As we waited there for the kindly tow truck driver who assured me he’d be there soon, other cars stopped to ensure we were all right, some turning off the highway in our direction just to check on us. The very thought of this kindness brings tears to my eyes. It’s just so nice.
People who didn’t know us stopped to try to help.
We were safe.
That was the second time on Thanksgiving this year that something revived my faith in humans and humanity. These past few weeks, months, year have been so fraught with discord and disagreement as we’ve watched an ugly political season unfold. But on Thanksgiving, strangers stopped to help.
And not just on the side of the road in Newburgh either.
Early on Thursday, my boyfriend learned that his estranged father is now homeless in New York. Distraught, he asked for help on Facebook — for food or a blanket for his father. Something, anything, to help the terrible situation he’s in.
“There is a man at St. Monica’s Church on E 79th currently, wearing a blue coat and black hat. He is homeless and HIV positive. His name is Victor and he is my father,” he wrote.
People responded in spades. Complete strangers who are friends of friends and acquaintances took time to seek him out.
“Everybody’s looking for Victor,” someone told another who’d sought him out.
That night, Victor had food in his belly, a blanket to keep him warm and a change of clothes for the next day. For many reasons — human nature is complicated — he might not have a roof over his head again unless he chooses to, but that cold night on the streets of the city where I grew up, he knew love.
As we enter this season of joy and giving, remember that kindness matters. Love exists. We can be decent to each other, and it makes the world so much brighter.
I can’t help but think of the words of the late Dawn Hochsprung, who was my children’s principal at Sandy Hook School four years ago: “Be nice to each other. It’s really all that matters.” Dawn died protecting her students on Dec. 14, 2012, but her words have stuck with me — they are so true.
In the world where there’s so much unrest, we have a choice. We can put aside the things that we disagree on. We can go on, and be kind to each other. And we should. Really, it’s all that matters.
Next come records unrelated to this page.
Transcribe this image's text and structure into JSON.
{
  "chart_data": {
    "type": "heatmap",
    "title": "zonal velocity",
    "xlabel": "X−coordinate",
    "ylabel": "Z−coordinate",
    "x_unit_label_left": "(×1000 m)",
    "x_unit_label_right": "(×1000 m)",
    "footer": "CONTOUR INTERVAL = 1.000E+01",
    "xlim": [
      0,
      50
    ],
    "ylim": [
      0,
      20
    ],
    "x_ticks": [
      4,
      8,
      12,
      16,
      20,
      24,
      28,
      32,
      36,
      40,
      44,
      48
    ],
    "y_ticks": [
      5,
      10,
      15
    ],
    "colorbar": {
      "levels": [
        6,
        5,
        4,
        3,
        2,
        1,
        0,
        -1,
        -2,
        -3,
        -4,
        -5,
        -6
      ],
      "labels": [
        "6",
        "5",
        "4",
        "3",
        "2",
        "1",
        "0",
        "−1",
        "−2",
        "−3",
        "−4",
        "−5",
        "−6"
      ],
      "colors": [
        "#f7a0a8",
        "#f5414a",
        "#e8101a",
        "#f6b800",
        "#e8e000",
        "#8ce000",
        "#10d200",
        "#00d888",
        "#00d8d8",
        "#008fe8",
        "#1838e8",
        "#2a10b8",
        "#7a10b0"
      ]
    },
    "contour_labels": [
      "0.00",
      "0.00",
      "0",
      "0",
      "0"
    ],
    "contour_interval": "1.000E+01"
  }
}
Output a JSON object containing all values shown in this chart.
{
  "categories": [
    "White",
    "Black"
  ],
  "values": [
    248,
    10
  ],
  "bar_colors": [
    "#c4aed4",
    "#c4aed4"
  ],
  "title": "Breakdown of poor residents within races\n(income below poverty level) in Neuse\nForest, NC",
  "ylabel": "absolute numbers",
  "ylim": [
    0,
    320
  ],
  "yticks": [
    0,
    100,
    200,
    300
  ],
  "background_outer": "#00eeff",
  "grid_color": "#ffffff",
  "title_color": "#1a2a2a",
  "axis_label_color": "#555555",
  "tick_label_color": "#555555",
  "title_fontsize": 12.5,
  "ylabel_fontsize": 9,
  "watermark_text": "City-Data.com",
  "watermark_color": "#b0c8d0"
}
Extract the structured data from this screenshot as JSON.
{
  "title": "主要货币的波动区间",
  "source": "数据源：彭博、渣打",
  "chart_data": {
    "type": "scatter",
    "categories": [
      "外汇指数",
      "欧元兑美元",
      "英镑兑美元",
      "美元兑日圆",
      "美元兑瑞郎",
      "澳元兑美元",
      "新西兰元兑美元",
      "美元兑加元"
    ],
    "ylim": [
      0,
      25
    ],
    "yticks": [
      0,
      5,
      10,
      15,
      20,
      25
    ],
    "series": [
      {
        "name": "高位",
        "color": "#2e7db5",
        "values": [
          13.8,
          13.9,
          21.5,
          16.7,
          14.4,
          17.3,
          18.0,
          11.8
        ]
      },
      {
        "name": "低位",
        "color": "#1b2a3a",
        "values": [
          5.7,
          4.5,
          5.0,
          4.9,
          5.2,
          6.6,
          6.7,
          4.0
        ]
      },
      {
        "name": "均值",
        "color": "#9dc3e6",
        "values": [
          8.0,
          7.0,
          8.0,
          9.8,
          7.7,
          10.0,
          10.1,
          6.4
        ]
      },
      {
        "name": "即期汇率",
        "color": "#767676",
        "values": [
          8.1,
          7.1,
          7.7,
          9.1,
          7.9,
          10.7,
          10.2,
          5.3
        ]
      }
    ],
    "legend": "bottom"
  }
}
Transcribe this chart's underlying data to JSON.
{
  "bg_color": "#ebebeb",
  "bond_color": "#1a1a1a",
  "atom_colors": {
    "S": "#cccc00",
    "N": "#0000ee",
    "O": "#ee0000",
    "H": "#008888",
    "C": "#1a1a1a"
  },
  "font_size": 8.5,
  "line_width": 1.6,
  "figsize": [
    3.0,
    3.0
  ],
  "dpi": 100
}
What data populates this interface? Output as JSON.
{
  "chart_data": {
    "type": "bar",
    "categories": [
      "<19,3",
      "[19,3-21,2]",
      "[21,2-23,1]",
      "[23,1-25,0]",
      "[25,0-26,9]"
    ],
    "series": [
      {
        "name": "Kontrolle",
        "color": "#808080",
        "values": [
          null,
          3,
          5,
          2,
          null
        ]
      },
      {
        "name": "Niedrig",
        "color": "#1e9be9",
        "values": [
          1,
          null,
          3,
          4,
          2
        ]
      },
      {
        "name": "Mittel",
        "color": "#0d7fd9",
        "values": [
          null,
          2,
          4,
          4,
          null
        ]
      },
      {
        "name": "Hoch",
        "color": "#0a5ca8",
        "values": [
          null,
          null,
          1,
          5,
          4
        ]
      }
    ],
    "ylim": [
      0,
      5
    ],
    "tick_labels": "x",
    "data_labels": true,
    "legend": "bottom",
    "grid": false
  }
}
This week’s recipe is meant for sharing. It’s the kind of recipe you make for coworkers or family gatherings or that cookie swap. It’s also the kind of recipe that’s perfect for making and dropping off to the people who bring love, light and kindness into our lives — like the folks who work in school offices, who answer the oncologist’s phone, those who don heavy suits and run into fires.
This is something to share with those who help.
And when we slow down and look at the world around us, one thing is apparent: There are plenty of people who do, and will, help
- 1 cup granulated sugar
- 2 tbsp cocoa powder
- 3 tbsp butter
- ½ cup milk
- ⅔ cup peanut butter (chunky or creamy)
- ½ tsp vanilla extract
- 1½ cup quick rolled oats
- In a medium saucepan, combine the sugar, cocoa powder, butter and milk. Bring to a boil over medium heat, and then boil for 1 minute. Stir in the peanut butter until combined.
- Remove from heat and stir in the vanilla extract and oats.
- Line a baking sheet or cutting board with waxed paper. Drop balls of dough by the teaspoonful onto the waxed paper. Let cool completely. Enjoy.